Like his acting, McKellar's directorial debut is just a bit too studied in its quirkiness, though it does finally start to loosen up in the closing reels. And is it just me, or is The End of the World too grandiose a subject for a low-budget indie film? Miracle Mile, too, was ultimately little more than an intriguing curiosity, though it does make for a fine sleeper rental if you've never seen it. Come to think of it, Last Night might well have benefitted from some of that picture's urgency; McKellar's conceit, in which the human race has known of its fate for six months and has managed to accept it with good grace, is neither psychologically credible nor terribly dramatic. I tend to prefer wry understatement as a rule, but this scenario really demands something more visionary.

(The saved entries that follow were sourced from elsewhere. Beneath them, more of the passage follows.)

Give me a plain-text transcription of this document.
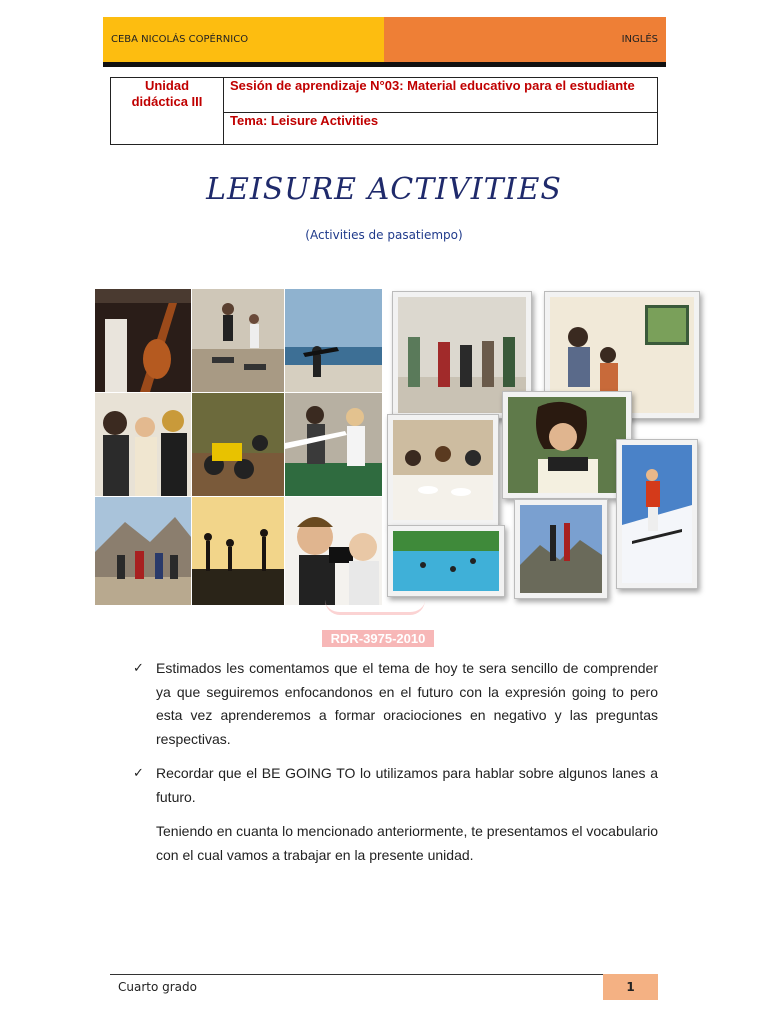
CEBA NICOLÁS COPÉRNICO	INGLÉS
Unidad
didáctica III
Sesión de aprendizaje N°03: Material educativo para el estudiante
Tema: Leisure Activities
LEISURE ACTIVITIES
(Activities de pasatiempo)
RDR-3975-2010
✓ Estimados les comentamos que el tema de hoy te sera sencillo de comprender ya que seguiremos enfocandonos en el futuro con la expresión going to pero esta vez aprenderemos a formar oraciociones en negativo y las preguntas respectivas.
✓ Recordar que el BE GOING TO lo utilizamos para hablar sobre algunos lanes a futuro.
Teniendo en cuanta lo mencionado anteriormente, te presentamos el vocabulario con el cual vamos a trabajar en la presente unidad.
Cuarto grado	1
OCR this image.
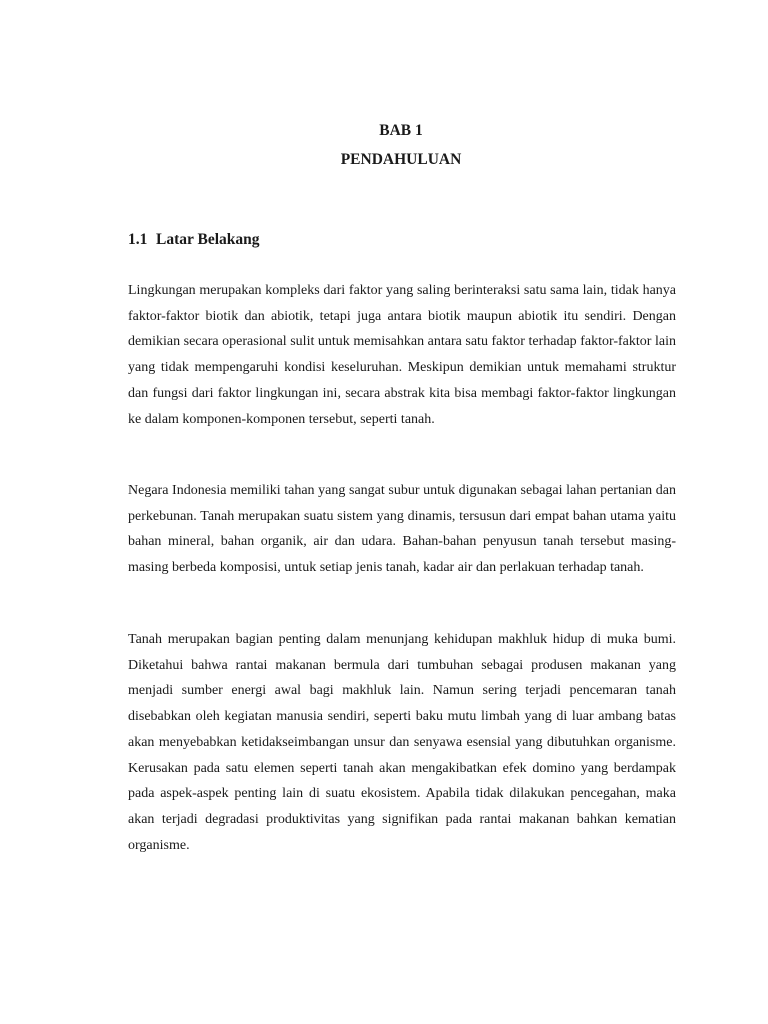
BAB 1
PENDAHULUAN
1.1 Latar Belakang

Lingkungan merupakan kompleks dari faktor yang saling berinteraksi satu sama lain, tidak hanya faktor-faktor biotik dan abiotik, tetapi juga antara biotik maupun abiotik itu sendiri. Dengan demikian secara operasional sulit untuk memisahkan antara satu faktor terhadap faktor-faktor lain yang tidak mempengaruhi kondisi keseluruhan. Meskipun demikian untuk memahami struktur dan fungsi dari faktor lingkungan ini, secara abstrak kita bisa membagi faktor-faktor lingkungan ke dalam komponen-komponen tersebut, seperti tanah.

Negara Indonesia memiliki tahan yang sangat subur untuk digunakan sebagai lahan pertanian dan perkebunan. Tanah merupakan suatu sistem yang dinamis, tersusun dari empat bahan utama yaitu bahan mineral, bahan organik, air dan udara. Bahan-bahan penyusun tanah tersebut masing-masing berbeda komposisi, untuk setiap jenis tanah, kadar air dan perlakuan terhadap tanah.

Tanah merupakan bagian penting dalam menunjang kehidupan makhluk hidup di muka bumi. Diketahui bahwa rantai makanan bermula dari tumbuhan sebagai produsen makanan yang menjadi sumber energi awal bagi makhluk lain. Namun sering terjadi pencemaran tanah disebabkan oleh kegiatan manusia sendiri, seperti baku mutu limbah yang di luar ambang batas akan menyebabkan ketidakseimbangan unsur dan senyawa esensial yang dibutuhkan organisme. Kerusakan pada satu elemen seperti tanah akan mengakibatkan efek domino yang berdampak pada aspek-aspek penting lain di suatu ekosistem. Apabila tidak dilakukan pencegahan, maka akan terjadi degradasi produktivitas yang signifikan pada rantai makanan bahkan kematian organisme.
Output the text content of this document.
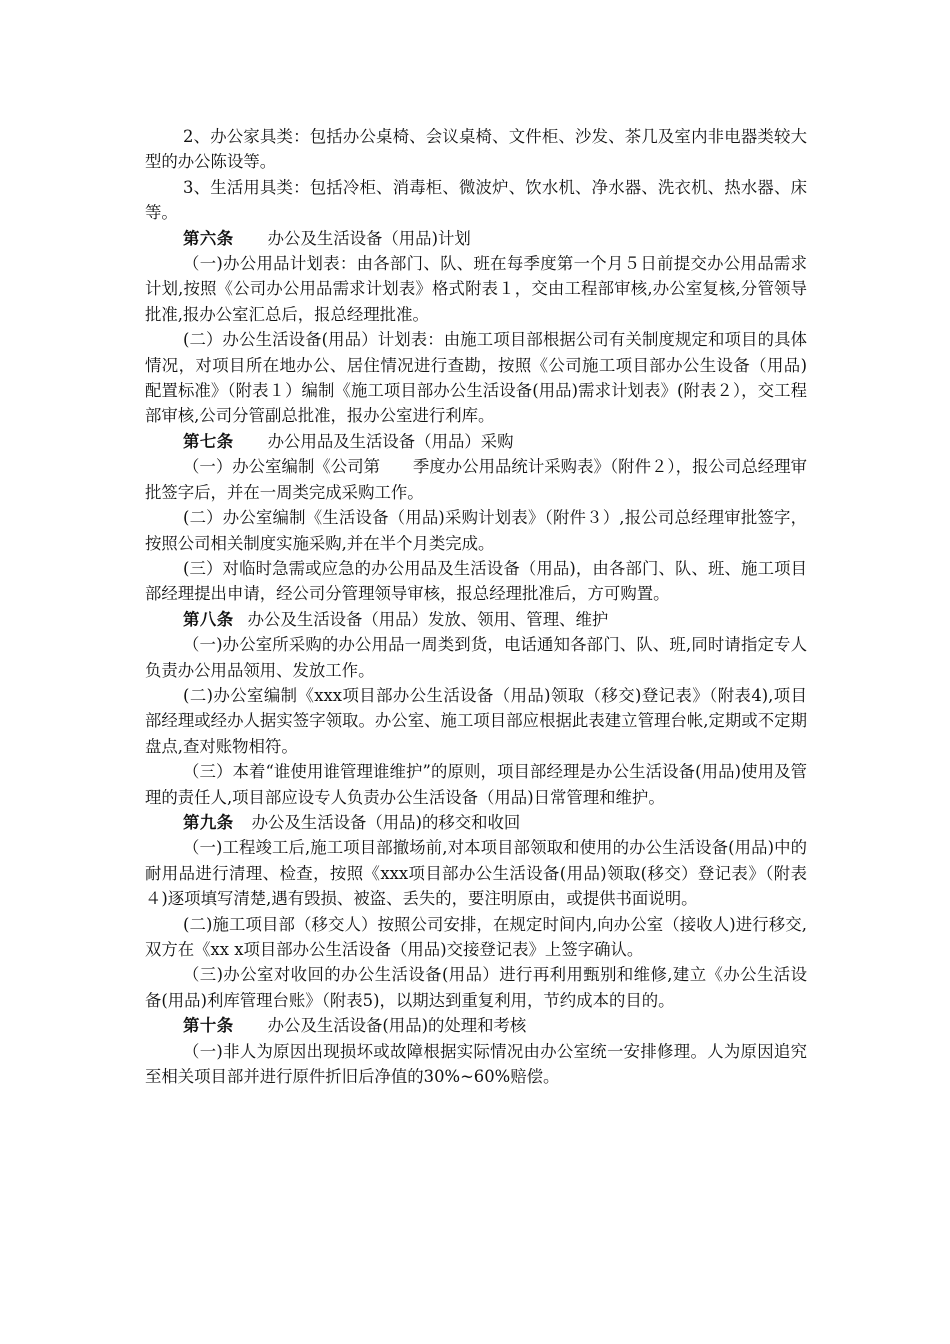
2、办公家具类：包括办公桌椅、会议桌椅、文件柜、沙发、茶几及室内非电器类较大型的办公陈设等。

3、生活用具类：包括冷柜、消毒柜、微波炉、饮水机、净水器、洗衣机、热水器、床等。

第六条 办公及生活设备（用品)计划

（一)办公用品计划表：由各部门、队、班在每季度第一个月５日前提交办公用品需求计划,按照《公司办公用品需求计划表》格式附表１，交由工程部审核,办公室复核,分管领导批准,报办公室汇总后，报总经理批准。

(二）办公生活设备(用品）计划表：由施工项目部根据公司有关制度规定和项目的具体情况，对项目所在地办公、居住情况进行查勘，按照《公司施工项目部办公生设备（用品)配置标准》（附表１）编制《施工项目部办公生活设备(用品)需求计划表》(附表２），交工程部审核,公司分管副总批准，报办公室进行利库。

第七条 办公用品及生活设备（用品）采购

（一）办公室编制《公司第　　季度办公用品统计采购表》（附件２），报公司总经理审批签字后，并在一周类完成采购工作。

(二）办公室编制《生活设备（用品)采购计划表》（附件３）,报公司总经理审批签字，按照公司相关制度实施采购,并在半个月类完成。

(三）对临时急需或应急的办公用品及生活设备（用品)，由各部门、队、班、施工项目部经理提出申请，经公司分管理领导审核，报总经理批准后，方可购置。

第八条 办公及生活设备（用品）发放、领用、管理、维护

（一)办公室所采购的办公用品一周类到货，电话通知各部门、队、班,同时请指定专人负责办公用品领用、发放工作。

(二)办公室编制《xxx项目部办公生活设备（用品)领取（移交)登记表》（附表4),项目部经理或经办人据实签字领取。办公室、施工项目部应根据此表建立管理台帐,定期或不定期盘点,查对账物相符。

（三）本着“谁使用谁管理谁维护”的原则，项目部经理是办公生活设备(用品)使用及管理的责任人,项目部应设专人负责办公生活设备（用品)日常管理和维护。

第九条 办公及生活设备（用品)的移交和收回

（一)工程竣工后,施工项目部撤场前,对本项目部领取和使用的办公生活设备(用品)中的耐用品进行清理、检查，按照《xxx项目部办公生活设备(用品)领取(移交）登记表》（附表４)逐项填写清楚,遇有毁损、被盗、丢失的，要注明原由，或提供书面说明。

(二)施工项目部（移交人）按照公司安排，在规定时间内,向办公室（接收人)进行移交,双方在《xx x项目部办公生活设备（用品)交接登记表》上签字确认。

（三)办公室对收回的办公生活设备(用品）进行再利用甄别和维修,建立《办公生活设备(用品)利库管理台账》（附表5)，以期达到重复利用，节约成本的目的。

第十条 办公及生活设备(用品)的处理和考核

（一)非人为原因出现损坏或故障根据实际情况由办公室统一安排修理。人为原因追究至相关项目部并进行原件折旧后净值的30%~60%赔偿。
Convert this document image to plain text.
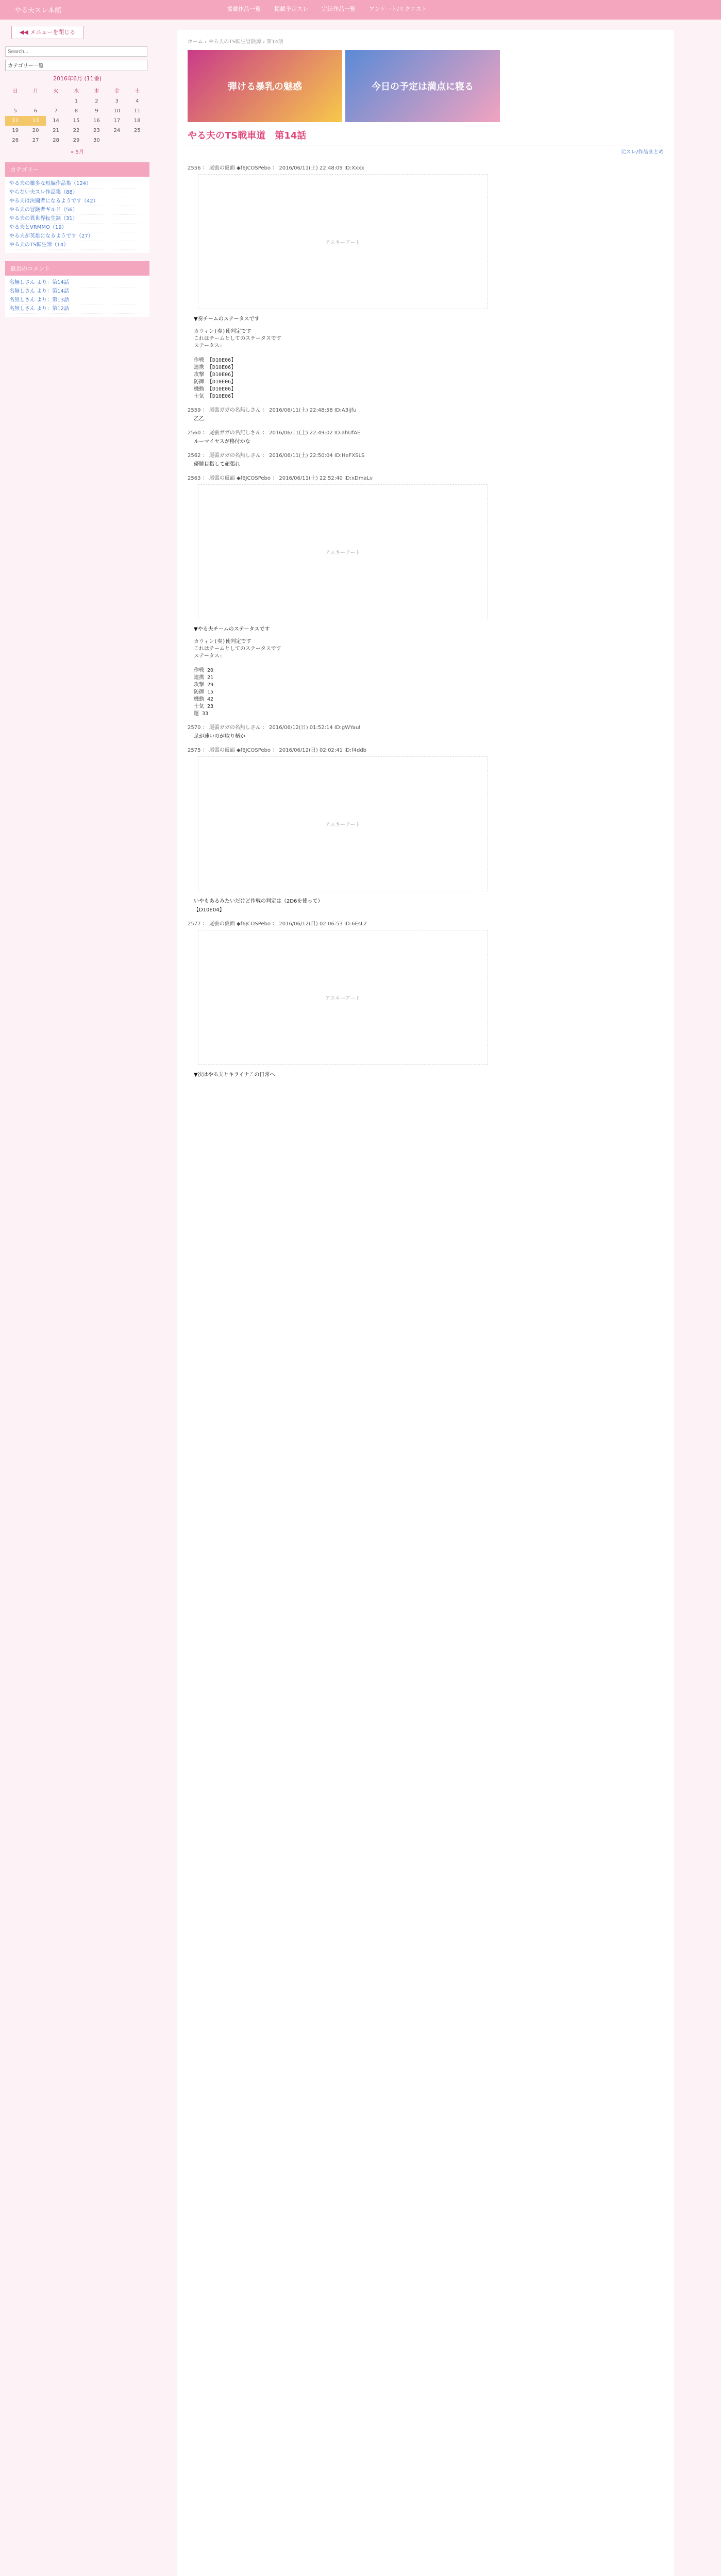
やる夫スレ本館	掲載作品一覧 掲載予定スレ 完結作品一覧 アンケート/リクエスト
◀◀ メニューを閉じる
Search...
カテゴリー一覧
2016年6月 (11番)
日	月	火	水	木	金	土
			1	2	3	4
5	6	7	8	9	10	11
12	13	14	15	16	17	18
19	20	21	22	23	24	25
26	27	28	29	30		
« 5月
カテゴリー
やる夫の雑多な短編作品集（124）
やらない夫スレ作品集（88）
やる夫は決闘者になるようです（42）
やる夫の冒険者ギルド（56）
やる夫の異世界転生録（31）
やる夫とVRMMO（19）
やる夫が英雄になるようです（27）
やる夫のTS転生譚（14）
最近のコメント
名無しさん より：第14話
名無しさん より：第14話
名無しさん より：第13話
名無しさん より：第12話
ホーム › やる夫のTS転生冒険譚 › 第14話
弾ける暴乳の魅惑	今日の予定は満点に寝る
やる夫のTS戦車道　第14話
元スレ/作品まとめ
2556 ： 尾張の仮面 ◆f6JCOSPebo ： 2016/06/11(土) 22:48:09 ID:Xxxx
アスキーアート
▼奏チームのステータスです
カウィン(奏)使判定です
これはチームとしてのステータスです
ステータス:

作戦 【D10E06】
連携 【D10E06】
攻撃 【D10E06】
防御 【D10E06】
機動 【D10E06】
士気 【D10E06】
2559 ： 尾張ガガの名無しさん ： 2016/06/11(土) 22:48:58 ID:A3ijfu
乙乙
2560 ： 尾張ガガの名無しさん ： 2016/06/11(土) 22:49:02 ID:ahUfAE
ルーマイヤスが格付かな
2562 ： 尾張ガガの名無しさん ： 2016/06/11(土) 22:50:04 ID:HeFXSLS
優勝目指して頑張れ
2563 ： 尾張の仮面 ◆f6JCOSPebo ： 2016/06/11(土) 22:52:40 ID:xDmaLv
アスキーアート
▼やる夫チームのステータスです
カウィン(奏)使判定です
これはチームとしてのステータスです
ステータス:

作戦 20
連携 21
攻撃 29
防御 15
機動 42
士気 23
運 33
2570 ： 尾張ガガの名無しさん ： 2016/06/12(日) 01:52:14 ID:gWYaul
足が速いのが取り柄か
2575 ： 尾張の仮面 ◆f6JCOSPebo ： 2016/06/12(日) 02:02:41 ID:f4ddb
アスキーアート
いやもあるみたいだけど作戦の判定は（2D6を使って）
【D10E04】
2577 ： 尾張の仮面 ◆f6JCOSPebo ： 2016/06/12(日) 02:06:53 ID:6EsL2
アスキーアート
▼次はやる夫とキライナこの日常へ
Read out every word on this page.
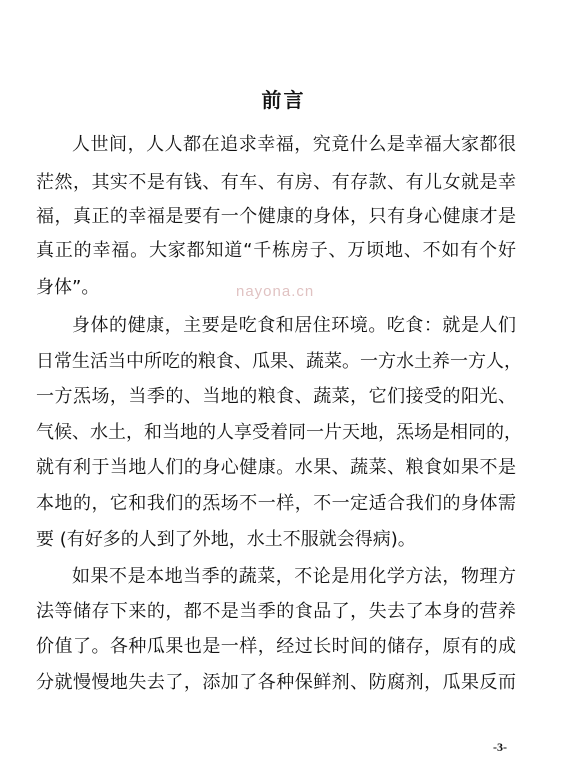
前言

人世间，人人都在追求幸福，究竟什么是幸福大家都很

茫然，其实不是有钱、有车、有房、有存款、有儿女就是幸

福，真正的幸福是要有一个健康的身体，只有身心健康才是

真正的幸福。大家都知道“千栋房子、万顷地、不如有个好

身体”。

身体的健康，主要是吃食和居住环境。吃食：就是人们

日常生活当中所吃的粮食、瓜果、蔬菜。一方水土养一方人，

一方炁场，当季的、当地的粮食、蔬菜，它们接受的阳光、

气候、水土，和当地的人享受着同一片天地，炁场是相同的，

就有利于当地人们的身心健康。水果、蔬菜、粮食如果不是

本地的，它和我们的炁场不一样，不一定适合我们的身体需

要 (有好多的人到了外地，水土不服就会得病)。

如果不是本地当季的蔬菜，不论是用化学方法，物理方

法等储存下来的，都不是当季的食品了，失去了本身的营养

价值了。各种瓜果也是一样，经过长时间的储存，原有的成

分就慢慢地失去了，添加了各种保鲜剂、防腐剂，瓜果反而

nayona.cn
-3-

Is it damning with faint praise to call this puckish mock biopic "one of the best Woody Allen pictures of the decade"? Certainly, there's no lack of competition -- how many other directors have made ten feature films since 1990? (Spike Lee is the only other name that leaps to mind.) But since the Woodman has largely been coasting on his laurels for the past ten years, dashing off fuzzy high-concept trifles, his finest recent work -- I'd rank this one alongside Bullets over Broadway and Everyone Says I Love You -- still falls significantly short of the seemingly effortless mix of hilarity and pathos he achieved in Manhattan and The Purple Rose of Cairo and much of Hannah and Her Sisters. Still, one must be grateful for small favors these dark days, and Sean Penn is so sublimely ornery and clueless as allegedly legendary jazz guitarist Emmet Ray that he simply runs roughshod over most of the movie's flaws. (Nice job with the fingering, too, I'd wager, though I don't play myself.) The ending is Manhattan redux, to be sure, but damned if it doesn't work every time (see also Kicking and Screaming).
Generally strong acting and a very compelling real-life scenario are undermined somewhat by a misguided sense of self-importance (Pacino might as well be in Everyman, playing Rectitude) and Mann's usual high-decibel slo-mo histrionics. The early scenes work best, with doughy, white-haired Russell Crowe cannily conveying Wigand's desire to spill his guts by insisting stridently that he will not under any conceivable circumstances do so, nosir, uh-uh, don't even ask, okay I am a bit flushed but what of it? More often, however, we're asked to open wide for the spoon like good little contemporary American 'plexgoers; I felt sorry for poor Colm Feore, playing a Southern attorney, who has to deliver a two-minute-long monologue detailing the emotional strain that Wigand is experiencing -- which we've seen scene after scene of already -- to Wigand himself, as if he were the film's director and were coaching Crowe on the scene about to be shot. I can't deny that the film is pretty entertaining, but it's also ridiculously overlong; by minute 135 or so -- right about when Mann cranked up what sounded like Gregorian chants to signify Inner Turmoil -- I was more than ready to call it a night.